As increasing numbers of libraries cancel late fees, studies and reports of the effects have come pouring in. The results are promising. For example, when the San Diego Public Library made the change, 130,000 patrons regained privileges because their late fines were cancelled. It isn’t just that more people can use the library now, it’s that they are using it. For instance, when Chicago Public Libraries eliminated late fees, they quickly saw a 240% increase in returns. Hold on, read that again: 240%. Libraries created late fees to encourage patrons to return materials, but are quickly discovering that the financial liability discourages returns.
So far, it has become clear that a high number of patrons are re-gaining access to libraries, as well as returning materials that were previously accruing late fees. One important question we have to ask ourselves is: who is coming back to the library? Another question we should always have in the back of our heads is: who isn’t coming to the library and why? In 2018, the Urban Libraries Council (ULC) conducted a flash poll of libraries to get a sense for their positions on late fees. Reading the results, the most striking statistic comes from respondents who have removed late fees. 54% of these libraries changed their policies to increase library access for children who are low-income. Further, the “Long Overdue” report from San Francisco Public Libraries in 2019 indicated that it is, in fact, low income service areas with the highest proportion of residents unable to use their cards due to fines. Fines, especially in libraries serving large populations, impact low-income, black, and non-college educated communities at a much higher rate.

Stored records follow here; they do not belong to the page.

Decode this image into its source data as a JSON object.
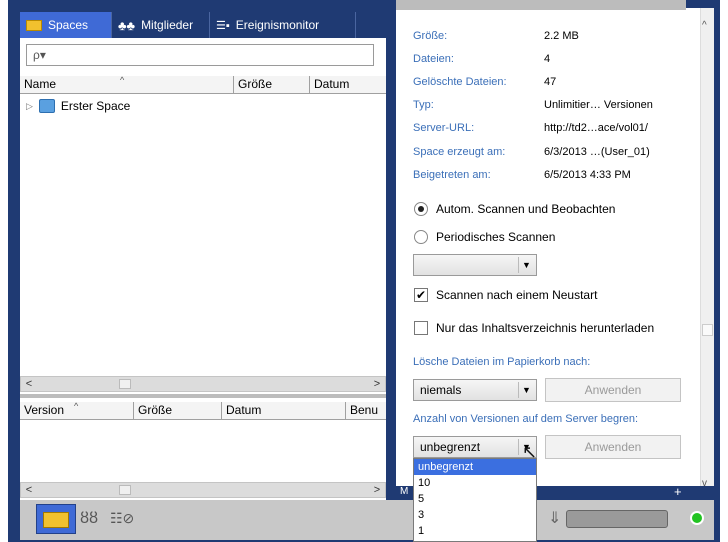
{
  "tabs": [
    {
      "label": "Spaces",
      "icon": "folder-icon"
    },
    {
      "label": "Mitglieder",
      "icon": "members-icon"
    },
    {
      "label": "Ereignismonitor",
      "icon": "event-monitor-icon"
    }
  ],
  "search": {
    "placeholder": "",
    "glyph": "ρ▾"
  },
  "tree_columns": [
    "Name",
    "Größe",
    "Datum"
  ],
  "tree_rows": [
    {
      "label": "Erster Space"
    }
  ],
  "version_columns": [
    "Version",
    "Größe",
    "Datum",
    "Benu"
  ],
  "details": [
    {
      "label": "Größe:",
      "value": "2.2 MB"
    },
    {
      "label": "Dateien:",
      "value": "4"
    },
    {
      "label": "Gelöschte Dateien:",
      "value": "47"
    },
    {
      "label": "Typ:",
      "value": "Unlimitier… Versionen"
    },
    {
      "label": "Server-URL:",
      "value": "http://td2…ace/vol01/"
    },
    {
      "label": "Space erzeugt am:",
      "value": "6/3/2013 …(User_01)"
    },
    {
      "label": "Beigetreten am:",
      "value": "6/5/2013 4:33 PM"
    }
  ],
  "scan": {
    "option1": "Autom. Scannen und Beobachten",
    "option2": "Periodisches Scannen",
    "restart_label": "Scannen nach einem Neustart",
    "toc_label": "Nur das Inhaltsverzeichnis herunterladen",
    "restart_checked": true,
    "toc_checked": false
  },
  "trash": {
    "title": "Lösche Dateien im Papierkorb nach:",
    "value": "niemals",
    "apply": "Anwenden"
  },
  "versions": {
    "title": "Anzahl von Versionen auf dem Server begren:",
    "value": "unbegrenzt",
    "apply": "Anwenden",
    "options": [
      "unbegrenzt",
      "10",
      "5",
      "3",
      "1"
    ]
  },
  "colors": {
    "frame": "#1f3a73",
    "accent": "#3f6ad6",
    "label_blue": "#3b6fb8",
    "status_green": "#22c322"
  }
}
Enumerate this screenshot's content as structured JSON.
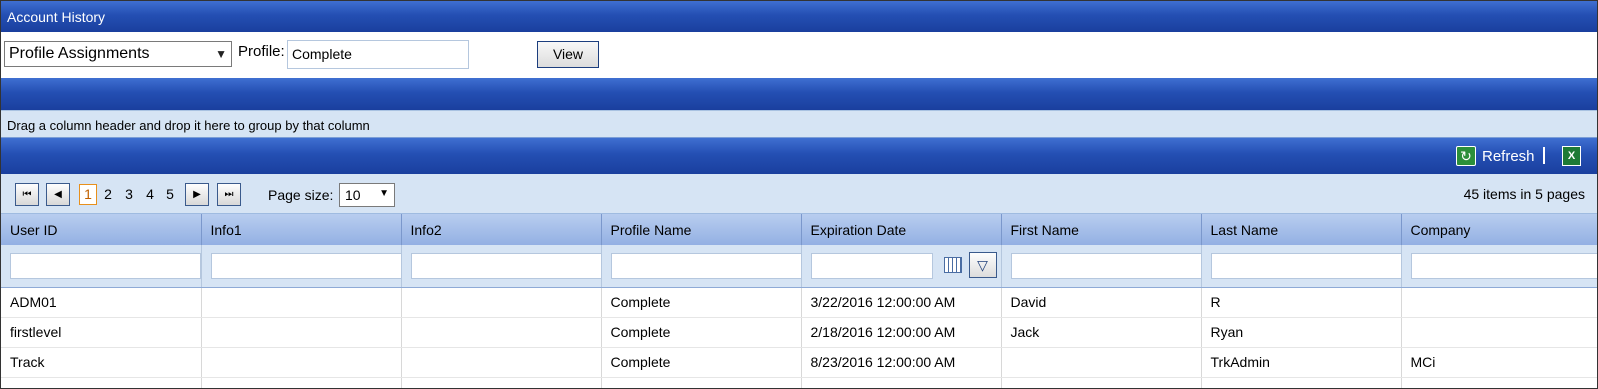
{
  "window": {
    "title": "Account History"
  },
  "toolbar": {
    "report_select": "Profile Assignments",
    "profile_label": "Profile:",
    "profile_value": "Complete",
    "view_label": "View"
  },
  "group_hint": "Drag a column header and drop it here to group by that column",
  "commands": {
    "refresh_label": "Refresh"
  },
  "pager": {
    "pages": [
      "1",
      "2",
      "3",
      "4",
      "5"
    ],
    "current_page": "1",
    "page_size_label": "Page size:",
    "page_size_value": "10",
    "items_info": "45 items in 5 pages"
  },
  "grid": {
    "columns": [
      "User ID",
      "Info1",
      "Info2",
      "Profile Name",
      "Expiration Date",
      "First Name",
      "Last Name",
      "Company"
    ],
    "rows": [
      [
        "ADM01",
        "",
        "",
        "Complete",
        "3/22/2016 12:00:00 AM",
        "David",
        "R",
        ""
      ],
      [
        "firstlevel",
        "",
        "",
        "Complete",
        "2/18/2016 12:00:00 AM",
        "Jack",
        "Ryan",
        ""
      ],
      [
        "Track",
        "",
        "",
        "Complete",
        "8/23/2016 12:00:00 AM",
        "",
        "TrkAdmin",
        "MCi"
      ]
    ]
  }
}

So, why do we care? Why is this so important? We all know that libraries aren’t just about their collections anymore. Libraries are a place to cool down or warm up for people who are housing insecure. They are a place to get help applying for unemployment or disability. They are a place to find much-needed mental health resources. The populations who need the library most are the same people being barred from the library due to fines. If the pandemic has shown us anything, it is that we need to take care of each other. This is one way libraries can help, and it fulfills our mission according to the Library Bill of Rights.
Our job as public libraries is to remove every possible obstacle that could keep someone from using our services. By eliminating fees, we are increasing the chance of people coming into the library to use our resources and hopefully have a better life. We are also fulfilling Article V of the Library Bill of Rights:
A person’s right to use a library should not be denied or abridged because of origin, age, background, or views.
Because late fees impact specific populations such as low-income families at a higher rate, we deny or abridge our services whether we intend to or not. This is not equity.
But what is equity? And what does it have to do with libraries? Equity is one of the most important issues we face in society today, making it a crucial issue for libraries to address. I want to stress this word equity because it is not the same as equality. As the Annie E. Casey Foundation shares in their definition of equality: “Like equity, equality aims to promote fairness and justice, but it can only work if everyone starts from the same place and needs the same things.” We know that our patrons are not starting from the same place; this has been ensured by centuries of systemic oppression. So, sometimes, we have to take the extra step to give everyone a chance to access and use our resources. Cost should not be a prohibiting factor when it comes to public institutions. Eliminating late fees is one of those extra steps that brings our most vulnerable patrons closer to resources they need. That is where equity begins.